26

When defining a Future as follows:

Future<HttpRequest> httpRequest =  HttpRequest.request(url,
      method: method, requestHeaders: requestHeaders);

I want to handle a timeout after 5 secondes. I'm writing my code like this :

httpRequest.timeout(const Duration (seconds:5),onTimeout : _onTimeout());

Where my timeout function is :

_onTimeout() => print("Time Out occurs");

According to the Future timeout() method documentation , If onTimeout is omitted, a timeout will cause the returned future to complete with a TimeoutException. But With my code , my method _onTimeout() is properly called (but immediately, not after 5 seconds) and I always get a

TimeException after 5 seconds... (TimeoutException after 0:00:05.000000: Future not completed )

Am I missing something ?

4 Answers 4

21

Change this line

httpRequest.timeout(const Duration (seconds:5),onTimeout : _onTimeout());

to

httpRequest.timeout(const Duration (seconds:5),onTimeout : () => _onTimeout());

or just pass a reference to the function (without the ())

httpRequest.timeout(const Duration (seconds:5),onTimeout : _onTimeout);

This way the closure that calls _onTimeout() will be passed to timeout().
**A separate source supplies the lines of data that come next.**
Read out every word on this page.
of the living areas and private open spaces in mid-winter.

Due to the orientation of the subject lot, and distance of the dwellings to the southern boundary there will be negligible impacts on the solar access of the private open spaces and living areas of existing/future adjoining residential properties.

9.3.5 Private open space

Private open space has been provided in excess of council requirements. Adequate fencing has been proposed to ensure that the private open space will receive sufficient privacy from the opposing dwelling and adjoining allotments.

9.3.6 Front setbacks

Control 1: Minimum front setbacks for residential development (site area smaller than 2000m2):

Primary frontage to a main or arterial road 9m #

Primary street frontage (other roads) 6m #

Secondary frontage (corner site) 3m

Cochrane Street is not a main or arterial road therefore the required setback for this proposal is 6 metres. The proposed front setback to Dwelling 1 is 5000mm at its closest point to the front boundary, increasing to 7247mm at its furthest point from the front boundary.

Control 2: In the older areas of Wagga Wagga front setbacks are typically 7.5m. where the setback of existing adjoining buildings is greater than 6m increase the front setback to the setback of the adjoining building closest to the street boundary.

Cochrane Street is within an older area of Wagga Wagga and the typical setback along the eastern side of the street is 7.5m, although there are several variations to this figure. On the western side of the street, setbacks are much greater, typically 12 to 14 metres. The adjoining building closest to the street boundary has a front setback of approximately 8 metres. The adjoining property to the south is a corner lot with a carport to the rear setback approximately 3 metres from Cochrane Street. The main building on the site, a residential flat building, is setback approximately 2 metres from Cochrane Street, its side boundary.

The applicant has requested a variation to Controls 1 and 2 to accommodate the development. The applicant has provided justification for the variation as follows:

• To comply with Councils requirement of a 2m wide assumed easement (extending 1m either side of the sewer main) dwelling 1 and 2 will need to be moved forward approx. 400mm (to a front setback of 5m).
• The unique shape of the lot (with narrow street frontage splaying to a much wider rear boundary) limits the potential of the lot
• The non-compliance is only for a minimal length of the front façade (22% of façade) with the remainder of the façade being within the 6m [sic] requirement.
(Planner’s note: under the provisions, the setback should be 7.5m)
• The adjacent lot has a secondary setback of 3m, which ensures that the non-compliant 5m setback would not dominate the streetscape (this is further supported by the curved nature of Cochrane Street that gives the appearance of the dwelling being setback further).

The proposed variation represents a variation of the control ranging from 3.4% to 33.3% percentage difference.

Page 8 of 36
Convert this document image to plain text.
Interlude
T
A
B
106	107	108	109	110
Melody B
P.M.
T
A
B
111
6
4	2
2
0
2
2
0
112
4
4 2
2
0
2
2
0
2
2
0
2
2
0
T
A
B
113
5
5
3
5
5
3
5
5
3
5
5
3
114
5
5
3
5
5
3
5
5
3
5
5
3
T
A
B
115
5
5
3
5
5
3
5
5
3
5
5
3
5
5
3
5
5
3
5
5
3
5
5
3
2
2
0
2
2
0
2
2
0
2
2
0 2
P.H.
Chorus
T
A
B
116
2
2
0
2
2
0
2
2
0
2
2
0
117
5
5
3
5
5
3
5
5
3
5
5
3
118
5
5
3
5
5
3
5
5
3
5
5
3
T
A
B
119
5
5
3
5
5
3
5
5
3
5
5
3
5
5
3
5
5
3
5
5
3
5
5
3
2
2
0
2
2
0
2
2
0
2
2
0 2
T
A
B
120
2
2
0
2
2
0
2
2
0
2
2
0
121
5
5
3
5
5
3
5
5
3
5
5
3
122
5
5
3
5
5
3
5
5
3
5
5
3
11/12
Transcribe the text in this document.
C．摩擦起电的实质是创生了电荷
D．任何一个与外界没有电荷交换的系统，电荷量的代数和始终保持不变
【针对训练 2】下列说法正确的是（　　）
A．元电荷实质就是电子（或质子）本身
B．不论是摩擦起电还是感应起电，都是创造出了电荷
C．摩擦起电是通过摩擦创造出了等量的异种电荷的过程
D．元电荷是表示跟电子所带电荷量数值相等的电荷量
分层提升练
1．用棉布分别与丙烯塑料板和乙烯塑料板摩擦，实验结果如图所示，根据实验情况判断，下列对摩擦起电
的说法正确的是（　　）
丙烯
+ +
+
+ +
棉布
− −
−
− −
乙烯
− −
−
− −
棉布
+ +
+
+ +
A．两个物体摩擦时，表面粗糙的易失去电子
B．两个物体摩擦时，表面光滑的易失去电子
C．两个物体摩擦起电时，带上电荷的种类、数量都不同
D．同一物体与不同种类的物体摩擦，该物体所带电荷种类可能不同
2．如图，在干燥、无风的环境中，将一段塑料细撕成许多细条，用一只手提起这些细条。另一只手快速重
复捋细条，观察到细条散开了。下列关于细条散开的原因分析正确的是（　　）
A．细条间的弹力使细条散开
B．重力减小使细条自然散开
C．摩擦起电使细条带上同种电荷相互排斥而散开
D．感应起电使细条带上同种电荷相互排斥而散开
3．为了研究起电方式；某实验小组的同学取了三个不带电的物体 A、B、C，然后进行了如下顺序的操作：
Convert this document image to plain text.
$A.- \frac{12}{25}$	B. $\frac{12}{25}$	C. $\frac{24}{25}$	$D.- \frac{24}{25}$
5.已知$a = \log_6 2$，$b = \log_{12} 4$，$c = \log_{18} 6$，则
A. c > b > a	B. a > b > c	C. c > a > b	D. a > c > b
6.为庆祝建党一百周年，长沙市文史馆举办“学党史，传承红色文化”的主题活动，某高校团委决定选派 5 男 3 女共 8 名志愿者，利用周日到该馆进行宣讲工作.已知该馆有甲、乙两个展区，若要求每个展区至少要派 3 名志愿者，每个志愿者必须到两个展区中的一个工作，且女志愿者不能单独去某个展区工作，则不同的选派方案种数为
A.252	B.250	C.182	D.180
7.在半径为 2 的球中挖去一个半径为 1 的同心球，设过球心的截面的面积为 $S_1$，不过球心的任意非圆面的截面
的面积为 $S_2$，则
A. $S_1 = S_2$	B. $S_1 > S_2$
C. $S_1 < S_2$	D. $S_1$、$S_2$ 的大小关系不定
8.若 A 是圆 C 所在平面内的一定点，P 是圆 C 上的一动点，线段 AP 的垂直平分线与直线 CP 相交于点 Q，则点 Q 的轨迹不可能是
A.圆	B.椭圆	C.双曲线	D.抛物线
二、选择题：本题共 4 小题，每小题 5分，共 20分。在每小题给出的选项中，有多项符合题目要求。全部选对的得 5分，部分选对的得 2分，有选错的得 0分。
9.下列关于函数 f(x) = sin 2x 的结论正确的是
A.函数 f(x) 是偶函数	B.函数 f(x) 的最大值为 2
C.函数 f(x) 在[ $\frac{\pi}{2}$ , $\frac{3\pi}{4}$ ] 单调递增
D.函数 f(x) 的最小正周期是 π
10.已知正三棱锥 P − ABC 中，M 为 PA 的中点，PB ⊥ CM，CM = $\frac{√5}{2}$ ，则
In the former code the result of the _onTimeout() call will be passed to timeout()

1
  • 3
    Or it can simply be onTimeout : _onTimeout (without parenthesis).
    – Maciej Sz
    Nov 24, 2015 at 15:36
14
Future.await[_doSome].then((data){
    print(data);
    }).timeout(Duration(seconds: 10));
1
  • Brilliant. I didnt know that timeouts was built into Future's. Thx!
    – bobmoff
    May 5, 2021 at 8:53
3

Using async/await style. You can add .timeout to any Future you are awaiting.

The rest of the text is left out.